Death of Vahe Avetyan
- Vahe Avetyan
- Time: 18:15 PM
- Location: Central military hospital, Yerevan;
- Cause: Brain injury, coma
- Burial: July 2, 2012
- Charges: CC of RA, 6th and 14th points of 2nd section of 112th article, 1st and 3rd points of 2nd section of 113th article, 118th article

= Death of Vahe Avetyan =

Death of doctor from brain injury

Vahe Avetyan (Վահե Ավետյան, August 2, 1979 – June 29, 2012) was an Armenian doctor, medical serviceman major of the Armed Forces of Armenia, who died on June 29, 2012, in coma, from brain injury. His death received much publicity and media attention in the Armenian society. Avetyan went into coma after being beaten in the "Harsnakar" restaurant, which belongs to a member of Armenian parliament, at that time, Ruben Hayrapetyan.

Avetyan graduated from the Yerevan State Medical University, he was an otolaryngologist since 2004. He served at the central military hospital of the Ministry of Defence.

==Fight and background==
In the evening of June 17, 2012, a group of doctors, Vahe Avetyan among them, visited the restaurant. Avetyan was in sport clothes, which did not meet the restaurant dress requirements, so Avetyan with his friends got changed and then returned in permissible attire. The quarrel occurred on about 11:00 PM between Avetyan and a waiter because of Vahe's clothing situation. The fighting began after he hit the waiter,. The medical officers Vahe Avetyan, Edgar Mikoyan, Arkadi Aghajanyan, Garik Soghomonyan, and Artak Baiadyan were beaten by Harsnakar employees and security. Vahe Avetyan and Artak Baiadyan were taken to the hospital afterward. On June 18, at around 3:00 AM Avetyan underwent brain surgery, and after one more skull surgery he stayed in coma until his death on June 29. The approximate time of death was 6:15 AM.

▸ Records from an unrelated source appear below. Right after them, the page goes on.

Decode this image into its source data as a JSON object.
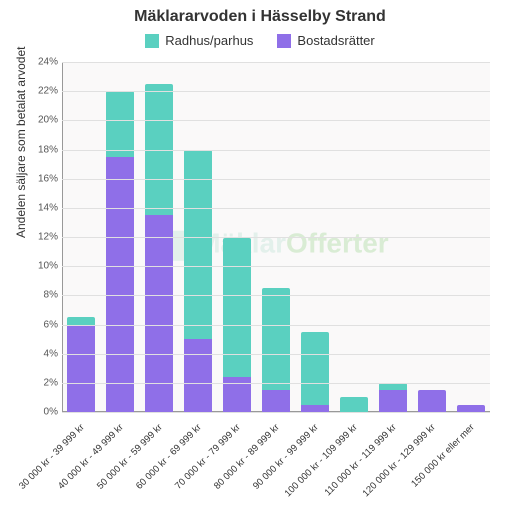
{
  "chart": {
    "type": "stacked-bar",
    "title": "Mäklararvoden i Hässelby Strand",
    "title_fontsize": 16,
    "y_axis_title": "Andelen säljare som betalat arvodet",
    "label_fontsize": 12,
    "tick_fontsize": 10,
    "background_color": "#faf9f9",
    "grid_color": "#e0e0e0",
    "axis_color": "#999999",
    "text_color": "#333333",
    "y_max": 24,
    "y_tick_step": 2,
    "y_tick_suffix": "%",
    "bar_width_ratio": 0.72,
    "watermark": {
      "text_a": "Mäklar",
      "text_b": "Offerter"
    },
    "legend": [
      {
        "key": "radhus",
        "label": "Radhus/parhus",
        "color": "#5ad0c0"
      },
      {
        "key": "bostads",
        "label": "Bostadsrätter",
        "color": "#8f6fe8"
      }
    ],
    "categories": [
      "30 000 kr - 39 999 kr",
      "40 000 kr - 49 999 kr",
      "50 000 kr - 59 999 kr",
      "60 000 kr - 69 999 kr",
      "70 000 kr - 79 999 kr",
      "80 000 kr - 89 999 kr",
      "90 000 kr - 99 999 kr",
      "100 000 kr - 109 999 kr",
      "110 000 kr - 119 999 kr",
      "120 000 kr - 129 999 kr",
      "150 000 kr eller mer"
    ],
    "series": {
      "bostads": [
        6.0,
        17.5,
        13.5,
        5.0,
        2.4,
        1.5,
        0.5,
        0.0,
        1.5,
        1.5,
        0.5
      ],
      "radhus": [
        0.5,
        4.5,
        9.0,
        13.0,
        9.5,
        7.0,
        5.0,
        1.0,
        0.5,
        0.0,
        0.0
      ]
    }
  }
}
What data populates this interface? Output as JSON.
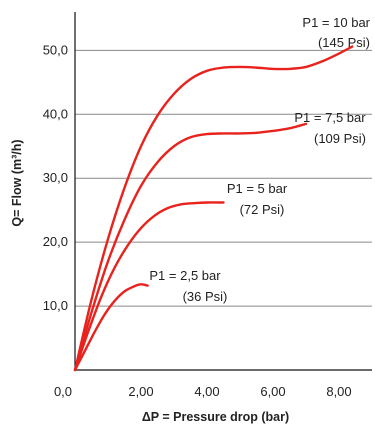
{
  "colors": {
    "curve": "#e8231d",
    "grid": "#8a8a8a",
    "axis": "#111111",
    "text": "#222222"
  },
  "chart_data": {
    "type": "line",
    "title": "",
    "xlabel": "ΔP = Pressure drop (bar)",
    "ylabel": "Q= Flow (m³/h)",
    "xlim": [
      0,
      9
    ],
    "ylim": [
      0,
      56
    ],
    "x_ticks": [
      {
        "value": 0,
        "label": "0,0"
      },
      {
        "value": 2,
        "label": "2,00"
      },
      {
        "value": 4,
        "label": "4,00"
      },
      {
        "value": 6,
        "label": "6,00"
      },
      {
        "value": 8,
        "label": "8,00"
      }
    ],
    "y_ticks": [
      {
        "value": 10,
        "label": "10,0"
      },
      {
        "value": 20,
        "label": "20,0"
      },
      {
        "value": 30,
        "label": "30,0"
      },
      {
        "value": 40,
        "label": "40,0"
      },
      {
        "value": 50,
        "label": "50,0"
      }
    ],
    "grid": "horizontal",
    "series": [
      {
        "name": "P1 = 2,5 bar",
        "sublabel": "(36 Psi)",
        "x": [
          0,
          0.3,
          0.6,
          0.9,
          1.2,
          1.5,
          1.8,
          2.0,
          2.2
        ],
        "y": [
          0,
          3.0,
          6.0,
          8.7,
          10.8,
          12.3,
          13.1,
          13.4,
          13.2
        ]
      },
      {
        "name": "P1 = 5 bar",
        "sublabel": "(72 Psi)",
        "x": [
          0,
          0.4,
          0.8,
          1.2,
          1.6,
          2.0,
          2.4,
          2.8,
          3.2,
          3.6,
          4.0,
          4.5
        ],
        "y": [
          0,
          6.0,
          11.5,
          16.0,
          19.5,
          22.2,
          24.1,
          25.3,
          25.9,
          26.1,
          26.2,
          26.2
        ]
      },
      {
        "name": "P1 = 7,5 bar",
        "sublabel": "(109 Psi)",
        "x": [
          0,
          0.5,
          1.0,
          1.5,
          2.0,
          2.5,
          3.0,
          3.5,
          4.0,
          4.5,
          5.0,
          5.5,
          6.0,
          6.5,
          7.0
        ],
        "y": [
          0,
          9.0,
          17.0,
          23.5,
          28.8,
          32.5,
          35.0,
          36.4,
          36.9,
          37.0,
          37.0,
          37.1,
          37.4,
          37.8,
          38.5
        ]
      },
      {
        "name": "P1 = 10 bar",
        "sublabel": "(145 Psi)",
        "x": [
          0,
          0.5,
          1.0,
          1.5,
          2.0,
          2.5,
          3.0,
          3.5,
          4.0,
          4.5,
          5.0,
          5.5,
          6.0,
          6.5,
          7.0,
          7.5,
          8.0,
          8.4
        ],
        "y": [
          0,
          11.0,
          20.5,
          28.5,
          35.0,
          39.8,
          43.2,
          45.5,
          46.8,
          47.3,
          47.4,
          47.3,
          47.1,
          47.1,
          47.4,
          48.3,
          49.5,
          50.6
        ]
      }
    ]
  }
}
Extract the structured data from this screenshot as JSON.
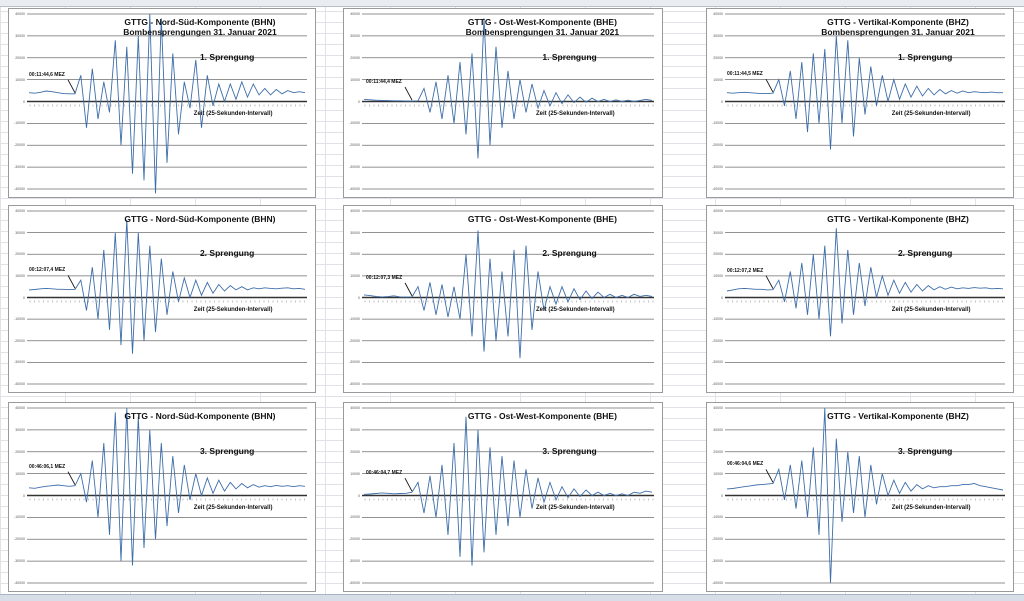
{
  "app": {
    "type": "spreadsheet",
    "line_color": "#3d6eaa",
    "grid_color": "#6e6e6e"
  },
  "chart_data": [
    {
      "type": "line",
      "title": [
        "GTTG - Nord-Süd-Komponente (BHN)",
        "Bombensprengungen 31. Januar 2021"
      ],
      "label": "1. Sprengung",
      "xlabel": "Zeit  (25-Sekunden-Intervall)",
      "annotation": "00:11:44,6 MEZ",
      "yticks": [
        "40000",
        "30000",
        "20000",
        "10000",
        "0",
        "-10000",
        "-20000",
        "-30000",
        "-40000"
      ],
      "ylim": [
        -40000,
        40000
      ],
      "values": [
        4000,
        3800,
        4200,
        4800,
        4500,
        4000,
        3600,
        3500,
        3500,
        12000,
        -12000,
        15000,
        -8000,
        9000,
        -5000,
        28000,
        -20000,
        25000,
        -33000,
        30000,
        -36000,
        40000,
        -42000,
        38000,
        -28000,
        22000,
        -15000,
        9000,
        -3000,
        19000,
        -12000,
        12000,
        -2000,
        8000,
        0,
        8000,
        1000,
        9000,
        2000,
        8000,
        3000,
        6000,
        3000,
        5500,
        3500,
        5000,
        4000,
        4500,
        4000
      ]
    },
    {
      "type": "line",
      "title": [
        "GTTG - Ost-West-Komponente (BHE)",
        "Bombensprengungen 31. Januar 2021"
      ],
      "label": "1. Sprengung",
      "xlabel": "Zeit  (25-Sekunden-Intervall)",
      "annotation": "00:11:44,4 MEZ",
      "yticks": [
        "40000",
        "30000",
        "20000",
        "10000",
        "0",
        "-10000",
        "-20000",
        "-30000",
        "-40000"
      ],
      "ylim": [
        -40000,
        40000
      ],
      "values": [
        1000,
        800,
        600,
        500,
        400,
        300,
        300,
        200,
        200,
        300,
        6000,
        -5000,
        9000,
        -8000,
        12000,
        -10000,
        18000,
        -15000,
        22000,
        -26000,
        38000,
        -20000,
        25000,
        -12000,
        14000,
        -8000,
        10000,
        -5000,
        8000,
        -3000,
        5000,
        -2000,
        4000,
        -1000,
        3000,
        -500,
        2000,
        -300,
        1500,
        0,
        1000,
        0,
        800,
        0,
        600,
        0,
        500,
        1000,
        500
      ]
    },
    {
      "type": "line",
      "title": [
        "GTTG - Vertikal-Komponente (BHZ)",
        "Bombensprengungen 31. Januar 2021"
      ],
      "label": "1. Sprengung",
      "xlabel": "Zeit  (25-Sekunden-Intervall)",
      "annotation": "00:11:44,5 MEZ",
      "yticks": [
        "40000",
        "30000",
        "20000",
        "10000",
        "0",
        "-10000",
        "-20000",
        "-30000",
        "-40000"
      ],
      "ylim": [
        -40000,
        40000
      ],
      "values": [
        4000,
        3800,
        4000,
        4200,
        4000,
        3800,
        3600,
        3600,
        3800,
        10000,
        -2000,
        14000,
        -8000,
        18000,
        -14000,
        22000,
        -10000,
        24000,
        -22000,
        30000,
        -10000,
        28000,
        -16000,
        20000,
        -6000,
        16000,
        -2000,
        12000,
        0,
        10000,
        1000,
        8000,
        2000,
        7000,
        2500,
        6000,
        3000,
        5500,
        3500,
        5000,
        3800,
        4800,
        4000,
        4500,
        4200,
        4000,
        4300,
        4000,
        4000
      ]
    },
    {
      "type": "line",
      "title": [
        "GTTG - Nord-Süd-Komponente (BHN)"
      ],
      "label": "2. Sprengung",
      "xlabel": "Zeit  (25-Sekunden-Intervall)",
      "annotation": "00:12:07,4 MEZ",
      "yticks": [
        "40000",
        "30000",
        "20000",
        "10000",
        "0",
        "-10000",
        "-20000",
        "-30000",
        "-40000"
      ],
      "ylim": [
        -40000,
        40000
      ],
      "values": [
        3500,
        3700,
        4000,
        4200,
        4000,
        3800,
        3800,
        3600,
        3800,
        8000,
        -6000,
        14000,
        -10000,
        22000,
        -15000,
        30000,
        -22000,
        36000,
        -26000,
        30000,
        -20000,
        24000,
        -16000,
        18000,
        -8000,
        12000,
        -2000,
        9000,
        0,
        8000,
        1000,
        7000,
        2000,
        6000,
        3000,
        5500,
        3500,
        5000,
        3500,
        4500,
        4000,
        4500,
        4200,
        4000,
        4300,
        4500,
        4000,
        4200,
        3800
      ]
    },
    {
      "type": "line",
      "title": [
        "GTTG - Ost-West-Komponente (BHE)"
      ],
      "label": "2. Sprengung",
      "xlabel": "Zeit  (25-Sekunden-Intervall)",
      "annotation": "00:12:07,3 MEZ",
      "yticks": [
        "40000",
        "30000",
        "20000",
        "10000",
        "0",
        "-10000",
        "-20000",
        "-30000",
        "-40000"
      ],
      "ylim": [
        -40000,
        40000
      ],
      "values": [
        1200,
        900,
        500,
        300,
        400,
        800,
        300,
        200,
        300,
        5000,
        -6000,
        7000,
        -8000,
        6000,
        -9000,
        5000,
        -10000,
        20000,
        -18000,
        31000,
        -25000,
        18000,
        -20000,
        12000,
        -18000,
        22000,
        -28000,
        24000,
        -15000,
        12000,
        -6000,
        5000,
        -3000,
        5000,
        -2000,
        4000,
        -1000,
        3000,
        -500,
        2500,
        0,
        1500,
        0,
        1000,
        0,
        1500,
        500,
        1000,
        500
      ]
    },
    {
      "type": "line",
      "title": [
        "GTTG - Vertikal-Komponente (BHZ)"
      ],
      "label": "2. Sprengung",
      "xlabel": "Zeit  (25-Sekunden-Intervall)",
      "annotation": "00:12:07,2 MEZ",
      "yticks": [
        "40000",
        "30000",
        "20000",
        "10000",
        "0",
        "-10000",
        "-20000",
        "-30000",
        "-40000"
      ],
      "ylim": [
        -40000,
        40000
      ],
      "values": [
        3000,
        3500,
        4000,
        4200,
        4000,
        3800,
        3800,
        3500,
        3600,
        8000,
        -2000,
        12000,
        -5000,
        16000,
        -8000,
        20000,
        -10000,
        24000,
        -18000,
        32000,
        -12000,
        22000,
        -8000,
        16000,
        -4000,
        14000,
        0,
        10000,
        1000,
        8000,
        2000,
        7000,
        2500,
        6000,
        3000,
        5500,
        3500,
        5000,
        3800,
        4800,
        4000,
        4500,
        4200,
        4600,
        4300,
        4500,
        4000,
        4200,
        4000
      ]
    },
    {
      "type": "line",
      "title": [
        "GTTG - Nord-Süd-Komponente (BHN)"
      ],
      "label": "3. Sprengung",
      "xlabel": "Zeit  (25-Sekunden-Intervall)",
      "annotation": "00:46:06,1 MEZ",
      "yticks": [
        "40000",
        "30000",
        "20000",
        "10000",
        "0",
        "-10000",
        "-20000",
        "-30000",
        "-40000"
      ],
      "ylim": [
        -40000,
        40000
      ],
      "values": [
        3500,
        3300,
        3800,
        4200,
        4500,
        4800,
        4500,
        4200,
        4500,
        10000,
        -3000,
        16000,
        -10000,
        24000,
        -18000,
        38000,
        -30000,
        40000,
        -32000,
        36000,
        -24000,
        30000,
        -20000,
        24000,
        -14000,
        18000,
        -8000,
        14000,
        -2000,
        10000,
        0,
        8000,
        1000,
        7000,
        2000,
        6000,
        3000,
        5500,
        3500,
        5000,
        3800,
        4500,
        4000,
        4600,
        4200,
        4500,
        4000,
        4500,
        4200
      ]
    },
    {
      "type": "line",
      "title": [
        "GTTG - Ost-West-Komponente (BHE)"
      ],
      "label": "3. Sprengung",
      "xlabel": "Zeit  (25-Sekunden-Intervall)",
      "annotation": "00:46:04,7 MEZ",
      "yticks": [
        "40000",
        "30000",
        "20000",
        "10000",
        "0",
        "-10000",
        "-20000",
        "-30000",
        "-40000"
      ],
      "ylim": [
        -40000,
        40000
      ],
      "values": [
        500,
        700,
        900,
        1200,
        1000,
        800,
        900,
        1000,
        1500,
        6000,
        -8000,
        9000,
        -10000,
        14000,
        -18000,
        24000,
        -28000,
        36000,
        -32000,
        30000,
        -26000,
        22000,
        -18000,
        18000,
        -14000,
        16000,
        -10000,
        12000,
        -6000,
        8000,
        -3000,
        6000,
        -2000,
        4000,
        -1000,
        3000,
        -500,
        2500,
        0,
        1500,
        0,
        1000,
        0,
        800,
        0,
        1500,
        1000,
        2000,
        1500
      ]
    },
    {
      "type": "line",
      "title": [
        "GTTG - Vertikal-Komponente (BHZ)"
      ],
      "label": "3. Sprengung",
      "xlabel": "Zeit  (25-Sekunden-Intervall)",
      "annotation": "00:46:04,6 MEZ",
      "yticks": [
        "40000",
        "30000",
        "20000",
        "10000",
        "0",
        "-10000",
        "-20000",
        "-30000",
        "-40000"
      ],
      "ylim": [
        -40000,
        40000
      ],
      "values": [
        3000,
        3200,
        3600,
        4000,
        4400,
        4800,
        5000,
        5200,
        5500,
        12000,
        -2000,
        14000,
        -6000,
        16000,
        -10000,
        22000,
        -18000,
        40000,
        -40000,
        26000,
        -12000,
        20000,
        -8000,
        18000,
        -10000,
        14000,
        -4000,
        10000,
        0,
        7000,
        1000,
        6000,
        2000,
        5000,
        3000,
        4500,
        3500,
        4000,
        4000,
        4500,
        4500,
        5000,
        5000,
        5500,
        4500,
        4000,
        3500,
        3000,
        2500
      ]
    }
  ]
}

==Criminal case and public reaction==
The case was first sent from the police to the investigation service of the Defence Ministry. Afterward, the case was transferred to the police investigation general bureau, and the police made an announcement on that. A criminal prosecution was made according to the 1st section of the 112th article of the Armenian Criminal Code:"Infliction of willful bodily damage which is dangerous for life or caused loss of eyesight, speech, hearing or any organ, loss of functions of the organ, or was manifested in irreversible ugliness on face, as well as caused other damage dangerous for life or caused disorder... is punished with imprisonment for the term of 3 to 7 years."